Après la mort de Sankara, aucun monument n’a été érigé à Ouaga pendant une dizaine d’années. Puis ils ont refait surface (au rythme moyen d’un par an) de plus grande taille, avec l’apparition aussi de monuments d’architectes et non plus seulement de statues d’artistes plasticiens. Le boom de la peinture d’arts à Ouagadougou date de 1994, avec l’initiative de Ouag’Art.

L.D.B. : Cependant, Cap-Ouaga ne cherche pas à mettre en valeur les sculptures urbaines.

L.H. : Dans notre première exposition à Yiri Suma, nous avons montré une vingtaine de photos des monuments de Ouagadougou. Dans la ville, il y en avait une quarantaine en totalité à cette époque pour revivre l'histoire. Mais Cap-Ouaga a un autre défi. Celui de montrer comment l'espace urbain pourrait être représenté et vécu par l'art plastique. On est très loin d’une idée de l'art qui s’accroche dans le salon d'un collectionneur. Au Burkina, de toutes les façons, il n’existe presque pas d’amateurs, de critiques d’arts, ni d’école d'arts...

Ici au Burkina la lutte pour l'art contemporain est différente de celle des pays où l'art plastique s'est établi vite, mais a aussitôt été formatée par des codes néo-coloniaux occidentaux. Et c'est peut-être notre chance, vue que les choses ne sont pas écrites et gravées de façon incontournable par des normes lointaines. Il peut encore surgir une authentique idée de soi même !

L.D.B.  : Ouagadougou pourrait -elle devenir la capitale de l'art plastique comme elle l'est pour le cinéma et le théâtre ?

L.H. : Difficilement ! Notre défi est plutôt de bâtir une plateforme où les plasticiens peuvent nous montrer nos réalités au travers de leurs œuvres. Les arts vivants comme la musique, le théâtre ou le cinéma sont omniprésents mais l'art plastique moderne détaché de références et de patrimoine est absent de la société au Burkina.

Cet art dérange car on n’est pas en mesure de lire « mot à mot » un récit. La pédagogie de l’enseignement classique vise à remplir les têtes, et peut-être à développer une créativité, mais on doit chercher en soi même une capacité créative !

Pourtant, il y a une formidable prolifération d’artistes reconnus au niveau international, qui se sont formés sans école et qui rêvent et font rêver. Mais ils sont en marge de la société.

L.D.B.  : L’art plastique peut-il survivre dans une ville poussiéreuse comme Ouagadougou ?

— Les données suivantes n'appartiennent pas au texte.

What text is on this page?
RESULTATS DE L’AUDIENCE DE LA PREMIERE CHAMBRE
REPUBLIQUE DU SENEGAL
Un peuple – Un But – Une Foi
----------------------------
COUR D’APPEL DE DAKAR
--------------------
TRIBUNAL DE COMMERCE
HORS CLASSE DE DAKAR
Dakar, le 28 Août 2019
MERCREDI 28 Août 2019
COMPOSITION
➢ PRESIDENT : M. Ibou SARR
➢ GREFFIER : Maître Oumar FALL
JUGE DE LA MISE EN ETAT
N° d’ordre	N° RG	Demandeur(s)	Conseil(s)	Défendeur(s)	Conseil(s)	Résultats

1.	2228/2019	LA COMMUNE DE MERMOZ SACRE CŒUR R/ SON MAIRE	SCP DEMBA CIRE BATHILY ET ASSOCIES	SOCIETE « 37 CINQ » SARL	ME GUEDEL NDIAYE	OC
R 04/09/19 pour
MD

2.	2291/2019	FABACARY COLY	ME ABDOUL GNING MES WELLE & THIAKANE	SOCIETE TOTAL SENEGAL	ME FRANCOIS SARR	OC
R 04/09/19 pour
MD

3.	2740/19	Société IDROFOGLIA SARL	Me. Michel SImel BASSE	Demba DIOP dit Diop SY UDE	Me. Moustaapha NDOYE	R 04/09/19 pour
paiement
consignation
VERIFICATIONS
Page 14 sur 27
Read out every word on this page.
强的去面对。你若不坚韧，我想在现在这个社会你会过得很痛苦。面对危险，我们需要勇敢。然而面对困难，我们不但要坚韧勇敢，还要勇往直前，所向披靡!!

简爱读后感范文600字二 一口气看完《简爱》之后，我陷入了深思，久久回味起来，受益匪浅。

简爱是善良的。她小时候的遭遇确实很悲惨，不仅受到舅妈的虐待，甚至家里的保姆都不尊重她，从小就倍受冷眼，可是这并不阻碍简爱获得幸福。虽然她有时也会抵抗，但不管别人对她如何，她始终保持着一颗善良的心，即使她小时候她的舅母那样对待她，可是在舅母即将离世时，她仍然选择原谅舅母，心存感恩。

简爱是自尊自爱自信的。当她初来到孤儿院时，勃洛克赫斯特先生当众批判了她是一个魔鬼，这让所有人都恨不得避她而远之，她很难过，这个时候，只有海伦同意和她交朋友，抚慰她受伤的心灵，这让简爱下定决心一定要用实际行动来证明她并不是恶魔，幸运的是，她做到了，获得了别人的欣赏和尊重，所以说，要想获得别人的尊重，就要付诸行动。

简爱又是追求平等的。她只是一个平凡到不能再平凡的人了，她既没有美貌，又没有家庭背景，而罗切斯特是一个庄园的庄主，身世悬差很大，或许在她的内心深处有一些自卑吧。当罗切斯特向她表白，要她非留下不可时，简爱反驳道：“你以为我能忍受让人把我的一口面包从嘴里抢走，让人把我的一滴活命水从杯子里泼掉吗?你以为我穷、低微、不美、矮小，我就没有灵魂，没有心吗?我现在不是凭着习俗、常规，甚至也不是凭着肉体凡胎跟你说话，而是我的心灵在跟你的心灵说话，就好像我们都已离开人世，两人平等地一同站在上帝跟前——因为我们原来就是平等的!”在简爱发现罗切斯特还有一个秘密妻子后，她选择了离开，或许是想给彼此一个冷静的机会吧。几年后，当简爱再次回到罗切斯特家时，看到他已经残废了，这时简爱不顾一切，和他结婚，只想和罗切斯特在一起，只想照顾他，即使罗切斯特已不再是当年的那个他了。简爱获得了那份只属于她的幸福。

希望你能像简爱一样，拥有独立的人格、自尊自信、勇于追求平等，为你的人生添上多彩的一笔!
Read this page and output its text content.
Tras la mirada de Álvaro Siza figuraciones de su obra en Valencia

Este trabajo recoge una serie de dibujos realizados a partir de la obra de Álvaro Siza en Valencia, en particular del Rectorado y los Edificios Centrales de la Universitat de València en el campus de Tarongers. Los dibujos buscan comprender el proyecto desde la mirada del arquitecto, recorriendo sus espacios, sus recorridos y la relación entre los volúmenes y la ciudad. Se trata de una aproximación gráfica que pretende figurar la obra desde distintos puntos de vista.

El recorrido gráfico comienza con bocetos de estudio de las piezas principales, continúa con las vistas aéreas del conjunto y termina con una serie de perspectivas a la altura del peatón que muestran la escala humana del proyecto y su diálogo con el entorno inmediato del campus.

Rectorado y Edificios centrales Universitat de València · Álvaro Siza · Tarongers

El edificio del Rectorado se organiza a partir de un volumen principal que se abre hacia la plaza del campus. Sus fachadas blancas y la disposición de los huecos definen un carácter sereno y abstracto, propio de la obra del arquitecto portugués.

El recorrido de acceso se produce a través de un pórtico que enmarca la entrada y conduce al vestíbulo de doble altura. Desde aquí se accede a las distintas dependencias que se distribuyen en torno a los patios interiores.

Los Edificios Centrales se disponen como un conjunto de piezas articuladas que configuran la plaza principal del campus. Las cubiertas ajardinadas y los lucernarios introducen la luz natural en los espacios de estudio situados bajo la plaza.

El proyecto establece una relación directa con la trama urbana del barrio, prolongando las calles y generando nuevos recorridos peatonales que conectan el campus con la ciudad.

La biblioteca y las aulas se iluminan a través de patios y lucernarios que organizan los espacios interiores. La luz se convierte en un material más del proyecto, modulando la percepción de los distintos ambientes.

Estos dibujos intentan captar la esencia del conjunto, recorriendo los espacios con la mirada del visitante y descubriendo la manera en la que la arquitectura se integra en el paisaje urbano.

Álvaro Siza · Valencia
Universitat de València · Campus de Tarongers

L.H. : On ne veut pas montrer uniquement un art pour accrocher dans un salon. Nous prenons le contre-pied de cet enfermement dans la marchandisation qui est le produit d’une société de consommation basique. On veut montrer que l’environnement qui nous entoure est une œuvre d’art. Cela ne dépend que de notre regard. Si on regarde comment les motos sont rangées aux parkings, comment les chaussures de sport multi-couleurs sont rangées par terre par les vendeurs, on se rend compte que cette ville fourmille de vibrations artistiques qu’on ne voit pas.

Ici les artistes autodidactes n’ont que peu de formatage avec ce qui se fait ailleurs, mise à part la référence de Basquiat qui leur parle énormément. Ils sont « entre deux mondes » : celui de leurs villages et celui rencontré dans leur espace urbain, comme une fenêtre sur un monde, d’ailleurs encore mal connu.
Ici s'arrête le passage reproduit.